“Every one of us receives and passes on an inheritance. The inheritance may not be an accumulation of earthly possessions or acquired riches, but whether we realize it or not, our choices, words, actions, and values will impact someone and form the heritage we hand down.” — Ben Hardesty
In our office, we call that “legacy planning,” because it’s not just about transferring ‘stuff’, it’s all about transferring a legacy to our heirs. Legacy captures more than the mere transfer of wealth, but includes sharing family traditions and history, life stories, values, hopes and dreams. Most you probably view estate planning documents as antiseptic, dry and impersonal, containing Article upon Article and Section upon Section of legal jargon that you neither understand nor care much about. Why not leave something of yourself, something meaningful for the next generation?

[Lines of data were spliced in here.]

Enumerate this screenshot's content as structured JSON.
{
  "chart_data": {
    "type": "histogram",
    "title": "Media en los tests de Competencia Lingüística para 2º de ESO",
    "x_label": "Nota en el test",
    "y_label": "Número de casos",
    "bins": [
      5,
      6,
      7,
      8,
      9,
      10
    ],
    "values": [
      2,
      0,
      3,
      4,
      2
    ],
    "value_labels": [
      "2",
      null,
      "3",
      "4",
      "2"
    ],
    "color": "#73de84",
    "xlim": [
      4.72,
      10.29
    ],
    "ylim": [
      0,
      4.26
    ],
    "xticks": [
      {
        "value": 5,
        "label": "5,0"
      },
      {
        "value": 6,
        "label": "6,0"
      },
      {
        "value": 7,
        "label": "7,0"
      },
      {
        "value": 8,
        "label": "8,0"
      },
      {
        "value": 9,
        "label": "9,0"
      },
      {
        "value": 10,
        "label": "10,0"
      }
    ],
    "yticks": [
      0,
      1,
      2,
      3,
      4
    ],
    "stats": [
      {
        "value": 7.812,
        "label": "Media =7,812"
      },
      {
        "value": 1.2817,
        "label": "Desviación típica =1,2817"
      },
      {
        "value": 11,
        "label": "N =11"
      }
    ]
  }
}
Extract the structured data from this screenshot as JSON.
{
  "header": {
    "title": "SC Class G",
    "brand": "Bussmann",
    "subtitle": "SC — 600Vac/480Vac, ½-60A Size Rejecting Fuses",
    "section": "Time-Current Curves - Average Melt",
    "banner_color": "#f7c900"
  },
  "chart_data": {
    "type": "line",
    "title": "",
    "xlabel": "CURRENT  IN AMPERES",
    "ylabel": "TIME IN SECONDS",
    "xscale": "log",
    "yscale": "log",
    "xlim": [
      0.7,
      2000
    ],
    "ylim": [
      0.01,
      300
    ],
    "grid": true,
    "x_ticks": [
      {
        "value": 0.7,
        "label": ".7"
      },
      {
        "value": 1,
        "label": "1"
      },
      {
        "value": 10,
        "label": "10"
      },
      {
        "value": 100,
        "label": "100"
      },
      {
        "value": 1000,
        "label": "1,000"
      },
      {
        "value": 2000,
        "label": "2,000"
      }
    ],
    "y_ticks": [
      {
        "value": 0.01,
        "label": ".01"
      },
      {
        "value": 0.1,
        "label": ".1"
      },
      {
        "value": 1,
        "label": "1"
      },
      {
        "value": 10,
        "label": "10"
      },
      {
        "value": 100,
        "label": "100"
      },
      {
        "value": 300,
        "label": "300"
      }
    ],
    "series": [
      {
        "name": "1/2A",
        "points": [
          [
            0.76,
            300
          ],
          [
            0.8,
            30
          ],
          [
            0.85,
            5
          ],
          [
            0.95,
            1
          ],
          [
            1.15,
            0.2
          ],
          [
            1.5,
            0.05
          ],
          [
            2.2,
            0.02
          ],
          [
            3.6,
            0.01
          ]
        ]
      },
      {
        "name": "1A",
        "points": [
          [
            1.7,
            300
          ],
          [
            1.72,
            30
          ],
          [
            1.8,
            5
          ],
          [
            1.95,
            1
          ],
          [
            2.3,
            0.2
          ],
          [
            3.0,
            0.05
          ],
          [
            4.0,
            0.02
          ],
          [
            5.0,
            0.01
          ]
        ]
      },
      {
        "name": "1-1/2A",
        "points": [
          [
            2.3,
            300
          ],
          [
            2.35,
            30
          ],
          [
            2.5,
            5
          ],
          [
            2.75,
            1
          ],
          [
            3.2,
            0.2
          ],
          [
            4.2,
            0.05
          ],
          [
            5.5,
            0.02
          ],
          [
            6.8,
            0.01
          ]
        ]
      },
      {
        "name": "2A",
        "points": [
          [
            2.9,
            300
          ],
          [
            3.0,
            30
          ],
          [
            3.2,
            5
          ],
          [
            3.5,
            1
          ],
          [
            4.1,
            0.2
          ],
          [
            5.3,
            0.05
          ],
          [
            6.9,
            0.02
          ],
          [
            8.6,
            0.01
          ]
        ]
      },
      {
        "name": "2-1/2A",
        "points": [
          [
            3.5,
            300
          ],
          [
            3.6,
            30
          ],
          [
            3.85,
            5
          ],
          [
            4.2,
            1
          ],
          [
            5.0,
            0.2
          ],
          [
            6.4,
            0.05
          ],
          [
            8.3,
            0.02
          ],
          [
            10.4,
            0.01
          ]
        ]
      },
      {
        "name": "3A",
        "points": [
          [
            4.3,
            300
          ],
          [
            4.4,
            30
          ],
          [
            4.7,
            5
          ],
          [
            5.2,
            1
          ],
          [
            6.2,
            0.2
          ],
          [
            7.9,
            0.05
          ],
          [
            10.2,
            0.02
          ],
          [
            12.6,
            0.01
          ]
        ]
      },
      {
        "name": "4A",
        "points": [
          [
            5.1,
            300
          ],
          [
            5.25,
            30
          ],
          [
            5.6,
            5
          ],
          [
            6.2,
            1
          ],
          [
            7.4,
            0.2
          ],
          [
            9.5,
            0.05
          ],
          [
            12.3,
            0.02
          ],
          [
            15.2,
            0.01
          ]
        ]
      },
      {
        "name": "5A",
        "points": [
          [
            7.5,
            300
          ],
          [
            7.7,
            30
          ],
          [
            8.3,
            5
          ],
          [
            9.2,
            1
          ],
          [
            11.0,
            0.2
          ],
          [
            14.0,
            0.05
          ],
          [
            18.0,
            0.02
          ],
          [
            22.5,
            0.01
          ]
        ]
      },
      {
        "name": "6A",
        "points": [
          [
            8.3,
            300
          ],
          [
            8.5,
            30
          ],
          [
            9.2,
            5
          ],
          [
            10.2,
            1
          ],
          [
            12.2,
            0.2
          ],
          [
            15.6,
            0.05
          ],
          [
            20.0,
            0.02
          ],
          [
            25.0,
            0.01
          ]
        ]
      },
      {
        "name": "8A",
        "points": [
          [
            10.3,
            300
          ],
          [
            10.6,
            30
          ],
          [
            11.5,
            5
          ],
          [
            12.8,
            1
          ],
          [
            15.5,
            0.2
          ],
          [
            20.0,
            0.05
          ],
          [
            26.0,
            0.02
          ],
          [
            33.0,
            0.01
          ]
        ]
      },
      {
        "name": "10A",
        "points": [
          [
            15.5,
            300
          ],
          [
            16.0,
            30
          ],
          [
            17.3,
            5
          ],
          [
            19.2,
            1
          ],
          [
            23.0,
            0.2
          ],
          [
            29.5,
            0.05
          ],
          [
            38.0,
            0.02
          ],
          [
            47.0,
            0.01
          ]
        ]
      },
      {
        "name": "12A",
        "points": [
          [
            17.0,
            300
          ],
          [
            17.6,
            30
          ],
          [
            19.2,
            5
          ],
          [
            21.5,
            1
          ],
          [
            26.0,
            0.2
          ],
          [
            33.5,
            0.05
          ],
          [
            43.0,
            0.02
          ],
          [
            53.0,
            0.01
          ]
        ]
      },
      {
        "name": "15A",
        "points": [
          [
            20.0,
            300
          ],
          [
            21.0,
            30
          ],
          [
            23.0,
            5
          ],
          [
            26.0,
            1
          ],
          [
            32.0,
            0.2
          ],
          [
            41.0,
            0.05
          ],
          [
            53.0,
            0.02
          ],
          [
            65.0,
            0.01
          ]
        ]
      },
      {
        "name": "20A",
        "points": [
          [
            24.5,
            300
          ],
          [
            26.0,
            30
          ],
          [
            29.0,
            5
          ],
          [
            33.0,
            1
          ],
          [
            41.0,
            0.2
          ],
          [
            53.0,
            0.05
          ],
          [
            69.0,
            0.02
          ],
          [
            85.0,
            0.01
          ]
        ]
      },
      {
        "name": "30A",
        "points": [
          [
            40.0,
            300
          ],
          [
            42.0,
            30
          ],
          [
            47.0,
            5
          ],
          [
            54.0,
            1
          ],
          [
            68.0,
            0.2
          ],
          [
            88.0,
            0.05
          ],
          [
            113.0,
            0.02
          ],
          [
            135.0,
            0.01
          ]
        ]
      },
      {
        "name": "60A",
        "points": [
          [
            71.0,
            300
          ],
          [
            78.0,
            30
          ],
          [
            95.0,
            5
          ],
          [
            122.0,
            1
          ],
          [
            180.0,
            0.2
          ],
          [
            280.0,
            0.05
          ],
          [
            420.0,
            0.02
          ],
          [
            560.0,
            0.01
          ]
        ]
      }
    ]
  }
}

Legacy planning includes a discussion of how you can utilize wealth for meaning and impact, and how you can purposefully account for family values and closely-held beliefs. It’s a type of planning approach that imparts wisdom to heirs, and guides inherited assets. It can transform your thinking and change the focus from money, material items and legal documents to creating roots and establishing a family narrative. Think about how you would like to positively impact and influence the future generations of your family in ways that extend beyond monetary wealth.
We recommend that you leave a legacy letter. Instead of just leaving “legal documents,” which are certainly important to the process, why not also leave a “personal document,” one that expresses who you are and how you wish to be remembered. A legacy letter can incorporate family history, stories, statements of appreciation, life lessons and anything else you deem important to how you lived your life and became the person you are.
But our values can be hard to capture in language. They seem second nature to us only because we live them every day. Here are some sample questions to help you identify your (perhaps) rarely-spoken moral code and communicate it to the next generation:
- Is there a life event or experience from which you can draw a lesson? For instance, did you bypass an opportunity that you regret not having taken advantage of?
- Do you regret cutting short your education? You can use the legacy letter or video to instruct grandchildren not to do the same.
- Perhaps you feel the need to explain a decision you made or a direction you took.
- Do you want to tell your children how proud you are of them and the choices they’ve made in life?
- Is there something about relationships that you’ve learned over your lifetime that you feel will help your children/grandchildren as they live their lives?
- Are there values you hope your descendants will adopt and live by? Do you want to pass on a life lesson or teach them a moral or ethical principle?
- Do you want to record a family history and impart lessons you learned along the way?
- Maybe you just want to say ‘thank you’ for the support they’ve given and the love they’ve demonstrated throughout their lives.